S'pore banks get top Asian ratings
S'pore banks get top Asian ratings
SINGAPORE (Reuter): Singapore banks have the lowest credit risks in Asia while Chinese and Indian banks have the highest, Standard and Poor's director of financial institutions Ken McLay said yesterday.
The international credit rating agency, which rates countries according to investment and credit risks, saw higher risk in Taiwan, Malaysia, South Korea, Thailand, Indonesia and Philippines.
China and India lead the high risk pack, McLay said.
"For India, the economic risk is a restraining factor as well as the political instability," he said.
In China, there was uncertainty over government policies and regulations as well as a weaker legal system and accounting practices, he said.
Strong regulation and supervision, sound asset quality, profitability and strong professional management were among some of the factors supporting the positive ratings of Singapore banks, McLay said.

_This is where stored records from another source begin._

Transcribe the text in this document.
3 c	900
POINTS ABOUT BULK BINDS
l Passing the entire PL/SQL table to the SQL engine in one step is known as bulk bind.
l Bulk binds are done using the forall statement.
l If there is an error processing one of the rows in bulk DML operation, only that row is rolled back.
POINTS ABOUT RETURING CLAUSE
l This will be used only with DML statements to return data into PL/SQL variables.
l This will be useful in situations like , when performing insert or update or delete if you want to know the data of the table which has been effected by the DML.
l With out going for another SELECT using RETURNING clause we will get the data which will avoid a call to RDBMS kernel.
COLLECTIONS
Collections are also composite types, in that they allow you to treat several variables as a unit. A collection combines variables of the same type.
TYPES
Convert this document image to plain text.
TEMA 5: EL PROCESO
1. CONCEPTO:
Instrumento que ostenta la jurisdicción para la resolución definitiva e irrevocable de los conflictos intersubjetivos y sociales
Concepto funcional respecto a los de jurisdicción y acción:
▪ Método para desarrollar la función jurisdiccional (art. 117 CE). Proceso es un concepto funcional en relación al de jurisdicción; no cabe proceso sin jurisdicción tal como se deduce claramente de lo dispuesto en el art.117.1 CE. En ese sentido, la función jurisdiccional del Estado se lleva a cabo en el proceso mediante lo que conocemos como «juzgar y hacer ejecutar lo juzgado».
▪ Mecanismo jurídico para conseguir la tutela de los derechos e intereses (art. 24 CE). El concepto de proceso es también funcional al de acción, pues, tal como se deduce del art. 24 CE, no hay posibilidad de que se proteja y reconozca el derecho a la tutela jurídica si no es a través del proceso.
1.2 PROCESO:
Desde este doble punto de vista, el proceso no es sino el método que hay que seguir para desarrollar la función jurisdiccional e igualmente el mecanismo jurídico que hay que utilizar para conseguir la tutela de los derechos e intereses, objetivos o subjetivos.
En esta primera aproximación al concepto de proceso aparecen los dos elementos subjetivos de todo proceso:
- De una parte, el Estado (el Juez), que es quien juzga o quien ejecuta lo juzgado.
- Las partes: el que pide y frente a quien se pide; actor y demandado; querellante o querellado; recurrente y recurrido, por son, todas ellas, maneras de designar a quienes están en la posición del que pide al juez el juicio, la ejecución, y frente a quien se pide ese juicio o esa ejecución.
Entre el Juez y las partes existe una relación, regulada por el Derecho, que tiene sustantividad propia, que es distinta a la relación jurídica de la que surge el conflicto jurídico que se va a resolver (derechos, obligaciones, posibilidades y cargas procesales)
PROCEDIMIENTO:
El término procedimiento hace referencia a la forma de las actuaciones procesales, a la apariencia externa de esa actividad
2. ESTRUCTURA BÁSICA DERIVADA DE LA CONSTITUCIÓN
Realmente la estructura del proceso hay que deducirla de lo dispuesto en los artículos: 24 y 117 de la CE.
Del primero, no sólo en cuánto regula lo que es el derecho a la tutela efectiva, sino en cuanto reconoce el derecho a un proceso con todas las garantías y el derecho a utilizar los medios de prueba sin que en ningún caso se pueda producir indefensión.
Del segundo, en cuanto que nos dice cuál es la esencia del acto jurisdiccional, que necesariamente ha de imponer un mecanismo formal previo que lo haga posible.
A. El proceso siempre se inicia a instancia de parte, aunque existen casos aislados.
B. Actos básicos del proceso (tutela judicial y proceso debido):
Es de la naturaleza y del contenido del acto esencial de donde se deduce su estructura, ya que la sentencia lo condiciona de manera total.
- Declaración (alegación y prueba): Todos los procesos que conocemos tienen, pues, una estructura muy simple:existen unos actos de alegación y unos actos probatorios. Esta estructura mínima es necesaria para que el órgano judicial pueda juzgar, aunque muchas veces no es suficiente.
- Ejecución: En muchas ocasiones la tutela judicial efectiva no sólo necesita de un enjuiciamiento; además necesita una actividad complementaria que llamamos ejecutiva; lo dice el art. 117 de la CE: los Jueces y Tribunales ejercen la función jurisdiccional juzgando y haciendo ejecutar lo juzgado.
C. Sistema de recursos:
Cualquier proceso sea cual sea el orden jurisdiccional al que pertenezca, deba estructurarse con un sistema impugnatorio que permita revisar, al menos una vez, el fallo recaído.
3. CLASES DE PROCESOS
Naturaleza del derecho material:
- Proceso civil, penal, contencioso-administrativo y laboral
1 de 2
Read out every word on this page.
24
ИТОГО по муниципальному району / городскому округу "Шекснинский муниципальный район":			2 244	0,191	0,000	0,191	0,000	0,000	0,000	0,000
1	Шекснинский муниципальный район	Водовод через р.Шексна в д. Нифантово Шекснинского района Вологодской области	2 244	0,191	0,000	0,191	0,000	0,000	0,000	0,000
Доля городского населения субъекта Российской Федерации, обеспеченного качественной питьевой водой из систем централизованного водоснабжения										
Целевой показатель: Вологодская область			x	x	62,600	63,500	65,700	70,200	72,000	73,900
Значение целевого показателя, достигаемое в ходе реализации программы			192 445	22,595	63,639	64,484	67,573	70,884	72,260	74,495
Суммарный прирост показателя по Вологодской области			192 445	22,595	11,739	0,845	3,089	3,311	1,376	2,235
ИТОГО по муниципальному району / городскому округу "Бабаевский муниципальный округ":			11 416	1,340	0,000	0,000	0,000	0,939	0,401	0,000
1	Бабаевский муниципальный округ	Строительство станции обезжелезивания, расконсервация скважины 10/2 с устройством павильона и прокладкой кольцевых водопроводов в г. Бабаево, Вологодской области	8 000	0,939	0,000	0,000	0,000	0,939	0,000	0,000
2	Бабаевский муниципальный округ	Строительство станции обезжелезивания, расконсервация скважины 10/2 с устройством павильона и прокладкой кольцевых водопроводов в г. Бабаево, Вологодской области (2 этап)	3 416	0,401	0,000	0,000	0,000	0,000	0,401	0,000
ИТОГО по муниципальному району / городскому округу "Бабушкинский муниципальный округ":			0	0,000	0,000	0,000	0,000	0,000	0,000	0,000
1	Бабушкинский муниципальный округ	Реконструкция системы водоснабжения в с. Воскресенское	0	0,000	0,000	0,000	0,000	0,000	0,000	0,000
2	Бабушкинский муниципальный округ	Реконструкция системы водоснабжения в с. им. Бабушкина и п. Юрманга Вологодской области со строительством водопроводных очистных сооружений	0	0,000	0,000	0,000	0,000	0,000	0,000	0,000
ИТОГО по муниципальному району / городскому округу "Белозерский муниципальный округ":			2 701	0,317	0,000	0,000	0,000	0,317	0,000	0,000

"Singapore banks are among the highest rated in the region. They have perceived strong provisions for loans losses and strong levels of hidden reserves," he told a news conference.
Other Asian banks face the potential threat of increased competition as the sector is deregulated and more foreign banks are allowed in.
"Opening to foreign banks could lead to higher competition which they don't need," McLay said.
These banks also suffer from high government interferences, economic risk, weaker legal systems among other inefficiencies.
But all is not that bleak for other Asian banks, McLay said.
"Behind the storm clouds, Asian banks have good fundamentals supporting them," he said. These include strong economic growth, good earnings and franchises as well as conservative balance sheets.
McLay said the increasing expansion by Singapore banks Southeast Asia could potentially weigh on their positive ratings.